We must found a Jewish state for all those Jews in Erest Yisrael who wish to live as a free people according to the Torah. We do not wish to coerce other Jews and non-Jews into observing bits and pieces of the Torah at the cost of earning their enmity. The basis should not be the grandiose vision of reishit tzmichat geulateinu because we are not there yet. A more modest basis is takanot kahal, the democratic organization of a community. The community of those Torah-observant Jews who choose to join will take upon themselves set up a state in part of Eretz Yisrael. The laws will be according to halacha. The security and police will operate according to halachic Jewish values: respect for kashrut, Shabbat, modesty, property, prayer. Marriage and divorce and conversion to Judaism will be based on examination of the ancestry of the people involved because the government-appointed Israeli Chief Rabbinate is not sufficiently independent to avoid registering non-Jews as Jews or making less than serious conversions. The economy will be run on the basis of modest consumption and the encouragement of agriculture and the fulfilling of the Torah's agricultural commandments. Such a state will underbid secular Israel and other countries for outsourcing jobs because of the ability to live on lower salaries. The Torah state will develop an arms industry free to deal with any friendly country without foreign aid.
The state of Israel will not give in so fast. But if they fight it, they will have more and more teshuva activists in the streets of Tel Aviv. Let the idea be heard.

4 comments:

Mottel said...

"I am proposing an alternative."
It already exists . . . it's called Chabad. :-)
This post goes right to the heart of the issue . . . if only it could be true. Yet I feel that save Moshiach, it won't be too easy.
Let him come and end the issue already.

therapydoc said...

Isn't this like the closed communities that already exist?
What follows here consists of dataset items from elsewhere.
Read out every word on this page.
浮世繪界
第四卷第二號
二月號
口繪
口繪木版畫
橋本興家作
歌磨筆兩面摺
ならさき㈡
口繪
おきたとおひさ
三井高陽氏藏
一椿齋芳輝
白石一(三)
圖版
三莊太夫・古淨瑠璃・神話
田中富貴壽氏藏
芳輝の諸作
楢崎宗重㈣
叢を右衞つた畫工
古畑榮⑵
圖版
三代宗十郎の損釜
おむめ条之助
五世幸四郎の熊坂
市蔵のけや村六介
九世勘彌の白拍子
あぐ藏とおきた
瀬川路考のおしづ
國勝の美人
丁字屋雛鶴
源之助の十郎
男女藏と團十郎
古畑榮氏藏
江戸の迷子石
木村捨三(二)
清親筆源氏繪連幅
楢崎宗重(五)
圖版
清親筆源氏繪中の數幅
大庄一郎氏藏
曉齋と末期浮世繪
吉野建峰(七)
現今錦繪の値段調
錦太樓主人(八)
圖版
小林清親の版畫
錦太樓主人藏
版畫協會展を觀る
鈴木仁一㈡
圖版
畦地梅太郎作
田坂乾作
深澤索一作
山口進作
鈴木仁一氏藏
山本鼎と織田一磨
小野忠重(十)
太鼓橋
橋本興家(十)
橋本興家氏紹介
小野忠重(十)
Or are you saying they need to be in one place?

Daniel Greenfield said...

it's a reasonable position

I've always felt RTG was overblown and presumptuous, it's better to construct a working jewish state and worry about the implications later and that means mobilizing political efforts to maintain the jewish character of the state at a political level, a true jewish party

goyisherebbe said...

I'm not talking about sectarian or closed communities. I'm talking about political autonomy or sovereignty. The fact is that the instruments of Torah law had more clout in the pre-emancipation ghettos than they have now. My fear is that our internal enemies, the self-hating Jews, may succeed in destroying Israel before birthrate + kiruv succeeds in passing the tipping point and we have a change of regime. Even when we reach a majority, we will be gentlemanly about it and it will take longer. This is a proposed solution which would allow Torah Jews (and whoever supports them) to take destiny into their hands without imposing our values on those who have not yet accepted them. A Torah state, say, like Beitar writ large, could give the non-religious Jew the vision to see that it works.